Certes, quelques plans à sfx ou décors censés représenter différents lieux pourront faire tiquer mais rien de suffisant pour sortir de l’intrigue d’autant que la série propose un fil rouge intéressant mettant en scène un ex agent dissident dont les motivations auront un impact certain sur George brillamment interprété par Paapa Essiedu à l’aise dans toutes les situations et qui déploiera toute une palette d’émotions dans l’épisode 5. Ici aussi, je me garderais bien de trop en révéler mais la série creuse son sujet en abordant des questions de fond et des choix moraux dont personne ne peut sortir indemne.

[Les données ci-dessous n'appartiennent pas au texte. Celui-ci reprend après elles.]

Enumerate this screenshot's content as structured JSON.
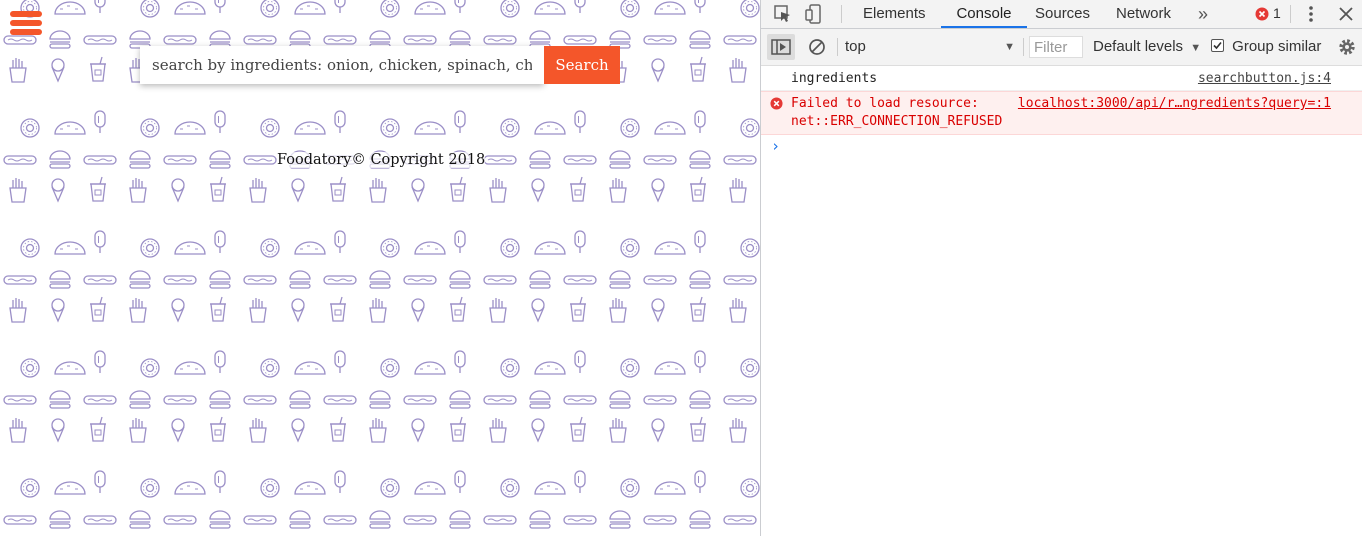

Tour à tour drôle, étonnante et intense, cette première saison mixe tous ses atouts dans un final trouvant un subtile équilibre entre tragédie et second degré, comme pour nous rappeler ses origines tout en ouvrant la porte à une deuxième saison qui aura la lourde tâche d’aborder des pistes aussi originales tout en faisant évoluer ses personnages. On serait par exemple intéressé d’en connaître un peu plus sur l’agence en elle même ou bien encore la façon de retourner dans le temps, bien que ceci soit esquissé dans le dernier épisode. Gageons que Joe Barton saura trouver les réponses à ces questions et à bien d’autres.
Aussi brillante qu’étonnante, cette première saison de The Lazarus Project réussit un sans fautes (du moins sur le fond) en abordant le voyage dans le temps de manière intelligente et terriblement excitante. Servi par un excellent casting, une écriture précise oscillant entre humour, drame et action, le show de Joe Barton est un savoureux mélange de genres ayant l’envie de questionner son auditoire tout en lui servant une intrigue palpitante. Il y arrive haut la main, ses ambitions ne desservant jamais l’avancée de l’intrigue et le développement de ses personnages, bien au contraire.